The second assignment of error challenges the ruling of the trial court which overruled the defendant's objections to the hypothetical questions submitted to Drs. Haun and Phy. In support of this exception, the defendant argues that the questions sought the opinions of the witnesses upon the merits of the case. As will be observed from the foregoing review of the *Page 586 
testimony of these two witnesses, this criticism lacks support. The questions inquired concerning the capacity of the wound to create lymphangitis and the capacity of the latter to cause death. These questions were followed by others which inquired concerning the probability of death ensuing from the conditions described in the hypothetical questions. It will readily be seen that the witnesses were not asked for an opinion concerning the merits of the case. The credibility of the witnesses, the soundness of their judgment and the existence of the facts recited in the hypothetical questions remained as issues for the jury's determination. See Goldfoot v. Lofgren, supra. Nor do we believe that the questions are subject to the next attack urged by the defendant wherein it argues that these inquiries sought the conjectures of the two aforementioned medical experts. Conjectures, speculations and guesses are not admissible: Storlav. S.P.  S. Transportation Co., 136 Or. 315 (297 P. 367,298 P. 1065); Scarpelli v. Portland Elec. Power Co., 130 Or. 267
(278 P. 99); Wigmore on Evidence (2d Ed.) 445. From the answers made by the four physicians who testified, it is evident that much knowledge has been acquired through medical science concerning the nature of lymphangitis and blood poisoning. The qualification of Drs. Haun and Phy to answer the questions propounded to them is not contested. Since medical science reveals much concerning lymphangitis and septicaemia, we believe that it is safe to assume that these two qualified witnesses could answer the questions propounded to them without resorting to conjecture and guesses. The questions concerned the capacity of a wound received by a mechanic while working upon grimy machinery to create a condition of lymphangitis. *Page 587 
It is a matter of common knowledge that physicians are frequently required to treat wounds received under such circumstances and to prevent resulting lymphangitis and septicaemia. The answers made by the witnesses indicate that they did not resort to guesses, but reverted to the experiences of medical men in treating such wounds and preventing ill after-effects. We, accordingly, conclude that the exceptions are without merit. This assignment of error reveals no error.

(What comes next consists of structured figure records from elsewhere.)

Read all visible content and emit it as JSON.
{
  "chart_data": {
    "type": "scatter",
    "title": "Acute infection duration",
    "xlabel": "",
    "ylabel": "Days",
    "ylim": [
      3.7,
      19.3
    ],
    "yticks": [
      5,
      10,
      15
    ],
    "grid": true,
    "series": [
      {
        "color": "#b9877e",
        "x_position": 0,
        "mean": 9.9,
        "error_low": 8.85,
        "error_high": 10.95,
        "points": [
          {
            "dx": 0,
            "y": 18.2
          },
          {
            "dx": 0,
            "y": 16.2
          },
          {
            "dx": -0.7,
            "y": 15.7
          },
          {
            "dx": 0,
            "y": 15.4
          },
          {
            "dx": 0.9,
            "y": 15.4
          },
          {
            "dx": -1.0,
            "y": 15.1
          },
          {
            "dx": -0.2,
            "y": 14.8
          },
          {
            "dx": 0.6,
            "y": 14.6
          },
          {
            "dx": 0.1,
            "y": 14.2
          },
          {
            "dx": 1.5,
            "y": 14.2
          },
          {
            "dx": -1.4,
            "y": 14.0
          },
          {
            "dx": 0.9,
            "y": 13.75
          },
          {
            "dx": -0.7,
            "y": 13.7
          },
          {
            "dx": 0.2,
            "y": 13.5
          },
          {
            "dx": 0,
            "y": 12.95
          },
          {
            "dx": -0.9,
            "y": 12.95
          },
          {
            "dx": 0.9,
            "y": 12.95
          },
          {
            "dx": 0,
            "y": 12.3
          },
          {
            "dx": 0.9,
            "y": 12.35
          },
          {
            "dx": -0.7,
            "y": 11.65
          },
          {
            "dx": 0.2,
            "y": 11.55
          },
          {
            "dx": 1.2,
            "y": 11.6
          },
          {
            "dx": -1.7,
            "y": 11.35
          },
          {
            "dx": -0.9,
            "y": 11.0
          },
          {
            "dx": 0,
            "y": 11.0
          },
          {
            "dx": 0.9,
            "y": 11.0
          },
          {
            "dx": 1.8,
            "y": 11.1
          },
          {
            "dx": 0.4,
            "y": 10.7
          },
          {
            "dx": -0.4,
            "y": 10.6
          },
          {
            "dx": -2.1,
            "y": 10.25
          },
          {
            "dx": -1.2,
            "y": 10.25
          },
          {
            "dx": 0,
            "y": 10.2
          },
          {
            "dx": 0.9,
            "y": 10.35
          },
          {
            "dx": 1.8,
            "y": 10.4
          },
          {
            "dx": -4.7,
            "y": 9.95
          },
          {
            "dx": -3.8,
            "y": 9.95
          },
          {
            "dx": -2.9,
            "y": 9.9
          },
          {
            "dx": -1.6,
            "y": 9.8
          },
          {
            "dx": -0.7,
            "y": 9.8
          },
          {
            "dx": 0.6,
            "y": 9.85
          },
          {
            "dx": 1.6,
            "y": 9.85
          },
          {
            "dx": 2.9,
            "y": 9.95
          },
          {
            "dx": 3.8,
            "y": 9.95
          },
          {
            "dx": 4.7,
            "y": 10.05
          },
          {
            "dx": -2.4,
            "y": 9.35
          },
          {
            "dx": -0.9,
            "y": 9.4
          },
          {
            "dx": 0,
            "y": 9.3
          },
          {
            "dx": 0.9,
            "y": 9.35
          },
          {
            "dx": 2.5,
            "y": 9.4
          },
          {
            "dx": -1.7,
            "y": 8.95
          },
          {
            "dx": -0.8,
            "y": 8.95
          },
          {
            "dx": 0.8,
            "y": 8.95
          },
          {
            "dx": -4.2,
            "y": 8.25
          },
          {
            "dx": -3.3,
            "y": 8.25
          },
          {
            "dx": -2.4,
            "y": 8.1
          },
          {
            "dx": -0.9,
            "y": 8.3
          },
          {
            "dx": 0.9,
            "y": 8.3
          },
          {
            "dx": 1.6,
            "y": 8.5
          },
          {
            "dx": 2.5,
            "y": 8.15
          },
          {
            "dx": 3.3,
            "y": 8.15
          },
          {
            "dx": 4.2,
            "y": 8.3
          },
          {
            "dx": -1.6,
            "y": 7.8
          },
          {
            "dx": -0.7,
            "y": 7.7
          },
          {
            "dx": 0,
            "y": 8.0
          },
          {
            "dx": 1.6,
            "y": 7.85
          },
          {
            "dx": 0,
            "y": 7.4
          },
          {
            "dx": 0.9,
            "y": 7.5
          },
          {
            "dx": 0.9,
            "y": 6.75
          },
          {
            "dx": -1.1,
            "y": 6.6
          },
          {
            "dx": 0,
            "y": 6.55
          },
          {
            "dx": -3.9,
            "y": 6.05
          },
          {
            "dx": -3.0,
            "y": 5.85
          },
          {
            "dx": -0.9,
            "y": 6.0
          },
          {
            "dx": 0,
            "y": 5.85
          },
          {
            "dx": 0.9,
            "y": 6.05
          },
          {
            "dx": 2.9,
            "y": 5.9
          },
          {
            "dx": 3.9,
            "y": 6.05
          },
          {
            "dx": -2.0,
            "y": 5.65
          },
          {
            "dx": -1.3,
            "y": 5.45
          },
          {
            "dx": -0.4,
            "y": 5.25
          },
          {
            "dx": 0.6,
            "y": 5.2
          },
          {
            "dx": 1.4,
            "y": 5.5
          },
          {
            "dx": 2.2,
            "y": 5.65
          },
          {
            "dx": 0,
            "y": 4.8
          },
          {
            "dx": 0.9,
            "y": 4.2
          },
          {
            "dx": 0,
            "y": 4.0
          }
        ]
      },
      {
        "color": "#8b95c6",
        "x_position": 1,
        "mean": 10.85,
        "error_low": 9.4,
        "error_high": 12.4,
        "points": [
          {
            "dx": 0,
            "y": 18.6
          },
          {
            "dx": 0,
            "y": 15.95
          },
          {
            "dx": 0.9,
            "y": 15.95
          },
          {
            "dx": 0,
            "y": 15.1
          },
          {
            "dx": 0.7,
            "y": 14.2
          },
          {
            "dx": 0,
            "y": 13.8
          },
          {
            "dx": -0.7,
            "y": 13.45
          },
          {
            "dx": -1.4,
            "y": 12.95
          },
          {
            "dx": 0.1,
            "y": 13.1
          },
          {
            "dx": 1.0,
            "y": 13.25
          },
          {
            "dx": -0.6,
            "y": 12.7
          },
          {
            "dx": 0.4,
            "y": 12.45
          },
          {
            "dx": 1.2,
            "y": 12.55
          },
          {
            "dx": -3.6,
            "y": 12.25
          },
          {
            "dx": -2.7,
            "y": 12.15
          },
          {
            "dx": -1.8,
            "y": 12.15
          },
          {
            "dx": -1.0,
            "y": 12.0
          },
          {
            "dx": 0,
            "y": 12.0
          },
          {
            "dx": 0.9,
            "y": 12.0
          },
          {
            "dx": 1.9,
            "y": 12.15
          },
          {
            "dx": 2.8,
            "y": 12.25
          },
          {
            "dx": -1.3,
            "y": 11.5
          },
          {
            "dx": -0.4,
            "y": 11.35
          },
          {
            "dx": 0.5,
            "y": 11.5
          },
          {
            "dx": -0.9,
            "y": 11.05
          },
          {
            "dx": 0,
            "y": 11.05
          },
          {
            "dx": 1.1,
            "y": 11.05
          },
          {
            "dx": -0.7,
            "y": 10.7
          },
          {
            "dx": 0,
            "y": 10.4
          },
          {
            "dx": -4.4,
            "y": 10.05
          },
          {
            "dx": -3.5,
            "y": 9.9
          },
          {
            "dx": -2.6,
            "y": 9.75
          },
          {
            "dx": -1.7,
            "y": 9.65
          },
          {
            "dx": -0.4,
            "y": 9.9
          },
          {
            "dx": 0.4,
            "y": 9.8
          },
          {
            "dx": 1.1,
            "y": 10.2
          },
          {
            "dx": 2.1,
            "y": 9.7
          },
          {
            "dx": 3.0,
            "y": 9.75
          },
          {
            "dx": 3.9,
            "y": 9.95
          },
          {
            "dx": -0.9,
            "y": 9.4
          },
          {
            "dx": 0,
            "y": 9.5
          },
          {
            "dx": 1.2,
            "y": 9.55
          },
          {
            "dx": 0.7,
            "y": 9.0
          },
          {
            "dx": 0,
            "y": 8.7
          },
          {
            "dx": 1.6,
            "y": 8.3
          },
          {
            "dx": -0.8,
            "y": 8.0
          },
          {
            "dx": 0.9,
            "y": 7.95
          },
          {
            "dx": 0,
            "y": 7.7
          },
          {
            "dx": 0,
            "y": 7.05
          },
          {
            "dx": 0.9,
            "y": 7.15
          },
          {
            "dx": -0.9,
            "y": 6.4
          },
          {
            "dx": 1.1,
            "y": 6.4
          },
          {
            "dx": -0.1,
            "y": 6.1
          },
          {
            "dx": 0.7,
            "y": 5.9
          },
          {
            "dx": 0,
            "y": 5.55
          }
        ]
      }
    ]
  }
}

The next five assignments of error challenge five portions of the instructions of the court to the jury on the ground that in these portions of the instructions the court commented upon the facts, or assumed as facts, matters which were in issue. We have carefully studied these and the remaining parts of the instructions transcribed in the bill of exceptions. We are satisfied that the court submitted every issue of fact to the jury, and we also notice where it carefully cautioned the jury that all issues of fact were for the jury's exclusive determination. This being true, we find no error revealed by these assignments of error.
It follows from the foregoing that the judgment of the circuit court is affirmed.